Asia’s score on State Street’s investor confidence index declined 4 points to 90.3 last month compared to February, possibly due to concerns over China’s slowing GDP growth, according to Jessica Donohue, executive vice president and chief innovative officer.
During the same period, the European index declined by 1.6 points to 104.4.
“Market participants may still be concerned about any fallout from negotiations over Greek reforms,” Donahue said.
However, confidence among North American investors increased by 30 points to 135.4.
This could be due to the US Federal Reserve’s March meeting when it said it would wait until it saw "further improvement" in the US labour market before raising rates.
Many in the market now expect the US to raise interest rates in September compared to earlier expectations of June.
The global aggregate score of investor confidence increased in March to 120.1 from February’s revised reading of 105, State Street said.

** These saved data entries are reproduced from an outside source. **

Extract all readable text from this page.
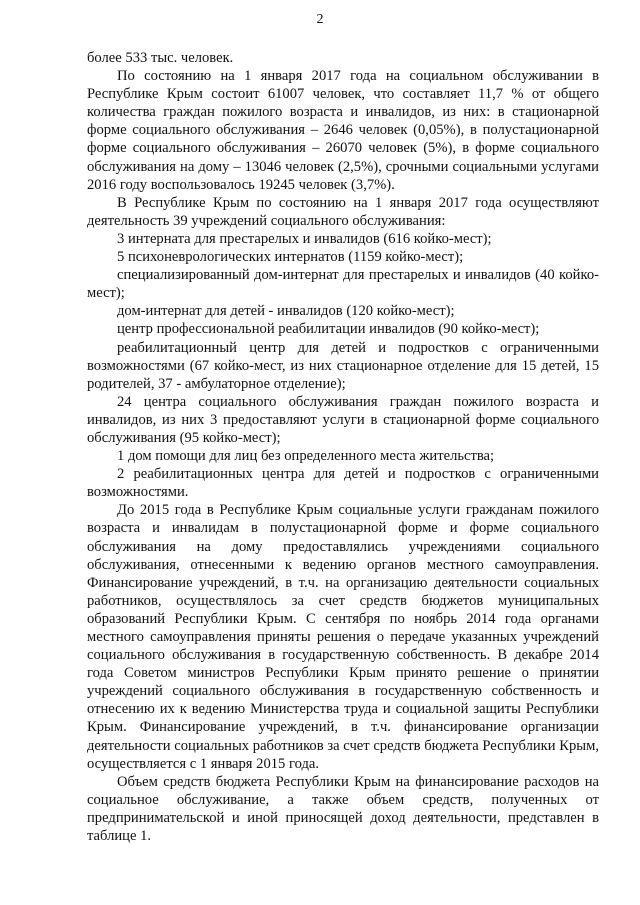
2

более 533 тыс. человек.

По состоянию на 1 января 2017 года на социальном обслуживании в Республике Крым состоит 61007 человек, что составляет 11,7 % от общего количества граждан пожилого возраста и инвалидов, из них: в стационарной форме социального обслуживания – 2646 человек (0,05%), в полустационарной форме социального обслуживания – 26070 человек (5%), в форме социального обслуживания на дому – 13046 человек (2,5%), срочными социальными услугами 2016 году воспользовалось 19245 человек (3,7%).

В Республике Крым по состоянию на 1 января 2017 года осуществляют деятельность 39 учреждений социального обслуживания:

3 интерната для престарелых и инвалидов (616 койко-мест);

5 психоневрологических интернатов (1159 койко-мест);

специализированный дом-интернат для престарелых и инвалидов (40 койко-мест);

дом-интернат для детей - инвалидов (120 койко-мест);

центр профессиональной реабилитации инвалидов (90 койко-мест);

реабилитационный центр для детей и подростков с ограниченными возможностями (67 койко-мест, из них стационарное отделение для 15 детей, 15 родителей, 37 - амбулаторное отделение);

24 центра социального обслуживания граждан пожилого возраста и инвалидов, из них 3 предоставляют услуги в стационарной форме социального обслуживания (95 койко-мест);

1 дом помощи для лиц без определенного места жительства;

2 реабилитационных центра для детей и подростков с ограниченными возможностями.

До 2015 года в Республике Крым социальные услуги гражданам пожилого возраста и инвалидам в полустационарной форме и форме социального обслуживания на дому предоставлялись учреждениями социального обслуживания, отнесенными к ведению органов местного самоуправления. Финансирование учреждений, в т.ч. на организацию деятельности социальных работников, осуществлялось за счет средств бюджетов муниципальных образований Республики Крым. С сентября по ноябрь 2014 года органами местного самоуправления приняты решения о передаче указанных учреждений социального обслуживания в государственную собственность. В декабре 2014 года Советом министров Республики Крым принято решение о принятии учреждений социального обслуживания в государственную собственность и отнесению их к ведению Министерства труда и социальной защиты Республики Крым. Финансирование учреждений, в т.ч. финансирование организации деятельности социальных работников за счет средств бюджета Республики Крым, осуществляется с 1 января 2015 года.

Объем средств бюджета Республики Крым на финансирование расходов на социальное обслуживание, а также объем средств, полученных от предпринимательской и иной приносящей доход деятельности, представлен в таблице 1.
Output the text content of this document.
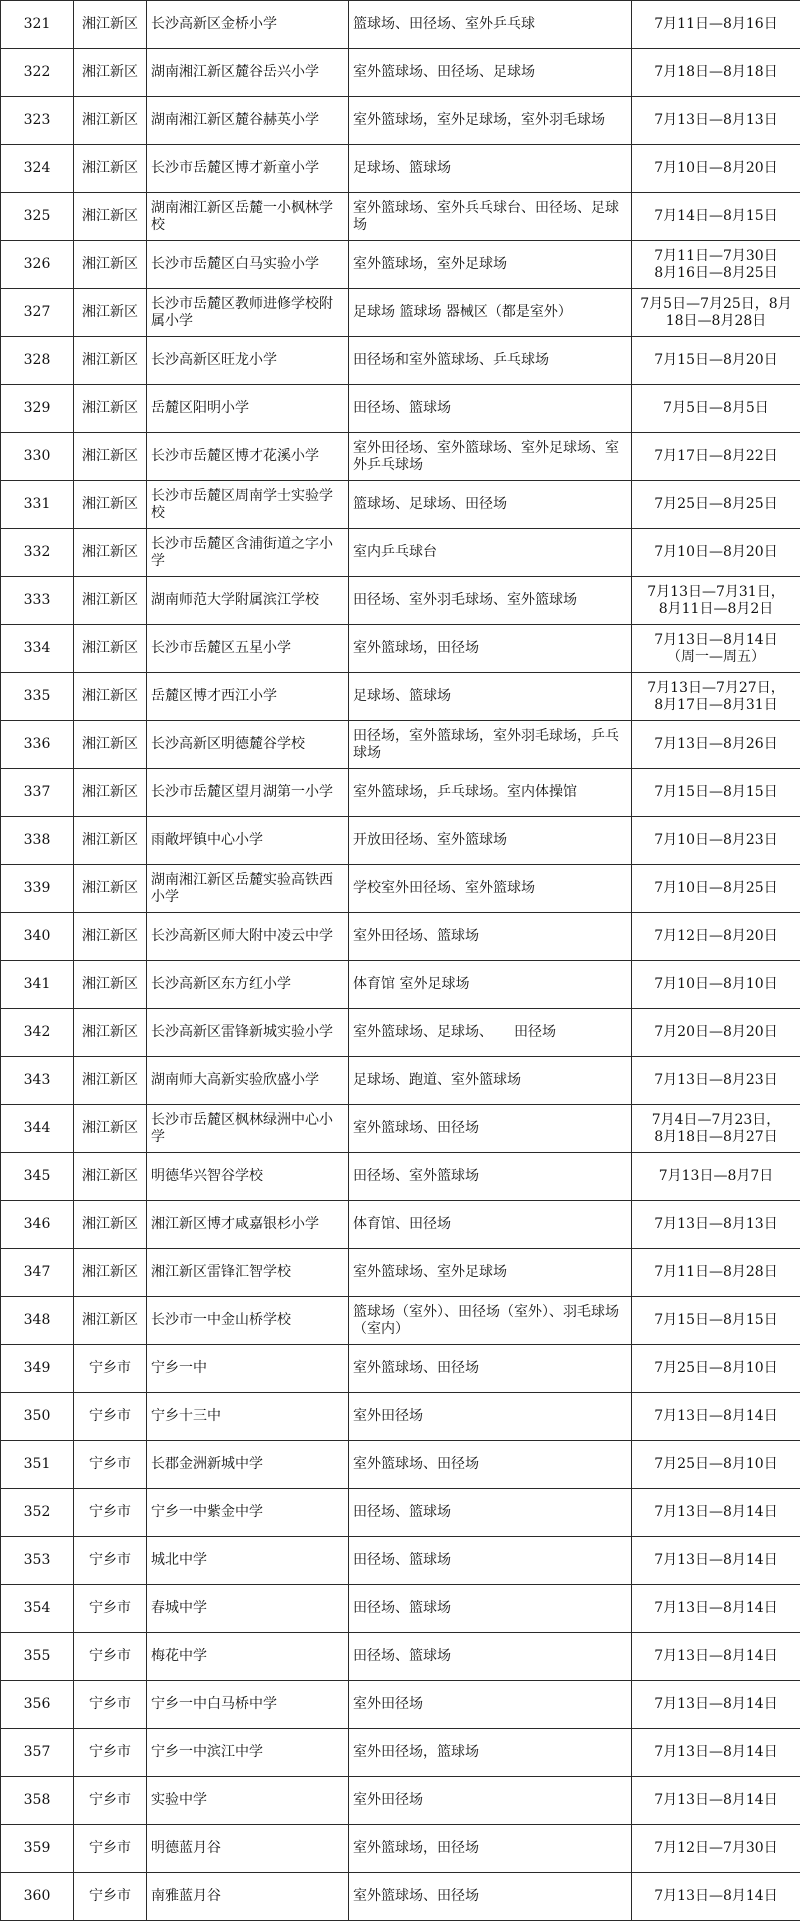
321	湘江新区	长沙高新区金桥小学	篮球场、田径场、室外乒乓球	7月11日—8月16日
322	湘江新区	湖南湘江新区麓谷岳兴小学	室外篮球场、田径场、足球场	7月18日—8月18日
323	湘江新区	湖南湘江新区麓谷赫英小学	室外篮球场，室外足球场，室外羽毛球场	7月13日—8月13日
324	湘江新区	长沙市岳麓区博才新童小学	足球场、篮球场	7月10日—8月20日
325	湘江新区	湖南湘江新区岳麓一小枫林学校	室外篮球场、室外兵乓球台、田径场、足球场	7月14日—8月15日
326	湘江新区	长沙市岳麓区白马实验小学	室外篮球场，室外足球场	7月11日—7月30日
8月16日—8月25日
327	湘江新区	长沙市岳麓区教师进修学校附属小学	足球场 篮球场 器械区（都是室外）	7月5日—7月25日，8月18日—8月28日
328	湘江新区	长沙高新区旺龙小学	田径场和室外篮球场、乒乓球场	7月15日—8月20日
329	湘江新区	岳麓区阳明小学	田径场、篮球场	7月5日—8月5日
330	湘江新区	长沙市岳麓区博才花溪小学	室外田径场、室外篮球场、室外足球场、室外乒乓球场	7月17日—8月22日
331	湘江新区	长沙市岳麓区周南学士实验学校	篮球场、足球场、田径场	7月25日—8月25日
332	湘江新区	长沙市岳麓区含浦街道之字小学	室内乒乓球台	7月10日—8月20日
333	湘江新区	湖南师范大学附属滨江学校	田径场、室外羽毛球场、室外篮球场	7月13日—7月31日，
8月11日—8月2日
334	湘江新区	长沙市岳麓区五星小学	室外篮球场，田径场	7月13日—8月14日
（周一—周五）
335	湘江新区	岳麓区博才西江小学	足球场、篮球场	7月13日—7月27日，
8月17日—8月31日
336	湘江新区	长沙高新区明德麓谷学校	田径场，室外篮球场，室外羽毛球场，乒乓球场	7月13日—8月26日
337	湘江新区	长沙市岳麓区望月湖第一小学	室外篮球场，乒乓球场。室内体操馆	7月15日—8月15日
338	湘江新区	雨敞坪镇中心小学	开放田径场、室外篮球场	7月10日—8月23日
339	湘江新区	湖南湘江新区岳麓实验高铁西小学	学校室外田径场、室外篮球场	7月10日—8月25日
340	湘江新区	长沙高新区师大附中凌云中学	室外田径场、篮球场	7月12日—8月20日
341	湘江新区	长沙高新区东方红小学	体育馆 室外足球场	7月10日—8月10日
342	湘江新区	长沙高新区雷锋新城实验小学	室外篮球场、足球场、　　田径场	7月20日—8月20日
343	湘江新区	湖南师大高新实验欣盛小学	足球场、跑道、室外篮球场	7月13日—8月23日
344	湘江新区	长沙市岳麓区枫林绿洲中心小学	室外篮球场、田径场	7月4日—7月23日，
8月18日—8月27日
345	湘江新区	明德华兴智谷学校	田径场、室外篮球场	7月13日—8月7日
346	湘江新区	湘江新区博才咸嘉银杉小学	体育馆、田径场	7月13日—8月13日
347	湘江新区	湘江新区雷锋汇智学校	室外篮球场、室外足球场	7月11日—8月28日
348	湘江新区	长沙市一中金山桥学校	篮球场（室外）、田径场（室外）、羽毛球场（室内）	7月15日—8月15日
349	宁乡市	宁乡一中	室外篮球场、田径场	7月25日—8月10日
350	宁乡市	宁乡十三中	室外田径场	7月13日—8月14日
351	宁乡市	长郡金洲新城中学	室外篮球场、田径场	7月25日—8月10日
352	宁乡市	宁乡一中紫金中学	田径场、篮球场	7月13日—8月14日
353	宁乡市	城北中学	田径场、篮球场	7月13日—8月14日
354	宁乡市	春城中学	田径场、篮球场	7月13日—8月14日
355	宁乡市	梅花中学	田径场、篮球场	7月13日—8月14日
356	宁乡市	宁乡一中白马桥中学	室外田径场	7月13日—8月14日
357	宁乡市	宁乡一中滨江中学	室外田径场，篮球场	7月13日—8月14日
358	宁乡市	实验中学	室外田径场	7月13日—8月14日
359	宁乡市	明德蓝月谷	室外篮球场，田径场	7月12日—7月30日
360	宁乡市	南雅蓝月谷	室外篮球场、田径场	7月13日—8月14日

“We’ve been in a post-crisis regime characterised by diversification out of international equities and into safer asset classes," State Street said.
“However, given the continued liquidity provision from major central banks, institutions appear to be developing renewed appetite for global equities.”
State Street’s index measures investor confidence or risk appetite quantitatively by analysing the actual buying and selling patterns of institutional investors.
A reading of 100 is considered neutral and is the level at which investors are neither increasing nor decreasing their long-term allocations to risky assets.